We also are continuing a fruitful partnership with Harvest Moon Farm, across the river in Greenfield.  We started a “work-share” in 2011, helping with the Gwen and Eric’s crops in exchange for a quarter acre plot of our own.  We’ll be expanding to grow more vegetables to sell, and expand options for Greenfield residents to eat healthy, affordable and local food and be a part of its production.   We also will be using the Greenfield Community Kitchen to develop our own prepared food product.  

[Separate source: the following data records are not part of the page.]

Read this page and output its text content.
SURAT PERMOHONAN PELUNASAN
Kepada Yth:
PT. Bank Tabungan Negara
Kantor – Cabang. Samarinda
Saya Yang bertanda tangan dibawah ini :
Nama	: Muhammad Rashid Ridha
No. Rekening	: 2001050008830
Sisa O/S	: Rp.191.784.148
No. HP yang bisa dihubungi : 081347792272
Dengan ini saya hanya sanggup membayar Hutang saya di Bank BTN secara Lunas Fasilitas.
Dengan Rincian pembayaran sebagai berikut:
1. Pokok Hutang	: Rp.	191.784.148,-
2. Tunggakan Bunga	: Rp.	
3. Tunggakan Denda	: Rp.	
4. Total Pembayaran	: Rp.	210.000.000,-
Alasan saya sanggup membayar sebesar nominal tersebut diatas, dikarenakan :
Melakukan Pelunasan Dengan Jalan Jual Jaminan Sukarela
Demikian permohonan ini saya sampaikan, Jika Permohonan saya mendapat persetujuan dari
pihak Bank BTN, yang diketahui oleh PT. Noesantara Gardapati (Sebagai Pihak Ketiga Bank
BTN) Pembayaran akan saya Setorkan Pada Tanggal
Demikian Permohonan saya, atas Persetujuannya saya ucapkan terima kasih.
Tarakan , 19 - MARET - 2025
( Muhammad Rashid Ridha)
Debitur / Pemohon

As a program in a small, rural community (combined Greenfield and Turners are under 25,000 people) we face challenges and advantages.  Living in the heart of amazing natural resources reminds me how we depend on them for everyday existence, and even in rural communities, access is lacking.  Learning how to create prosperity in a community which has been abandoned by many commercial industries is more than a summer experience, but we’re lucky to work with a lot of other dedicated residents. 


Myself (Martha Pskowski) and Erika Linenfelser are returning as second year program leaders, and we’re hiring new local leaders.  Erika and I are both students at Hampshire College in near-by Amherst.  I am excited to deepen my connections in this community and explore ways to make more self-sustaining options for youth in Franklin County, who often relocate to find opportunities.  SoS is an exciting way to connect youth to older residents of the area to create a shared vision for the community.  I also can’t wait for more harrowing bike rides on our narrow roads, and refreshing swims in the Connecticut River after work days.  If you make it out to the Pioneer Valley, you’re sure to be charmed by our beautiful surroundings, and taken aback by the vitality of our local community.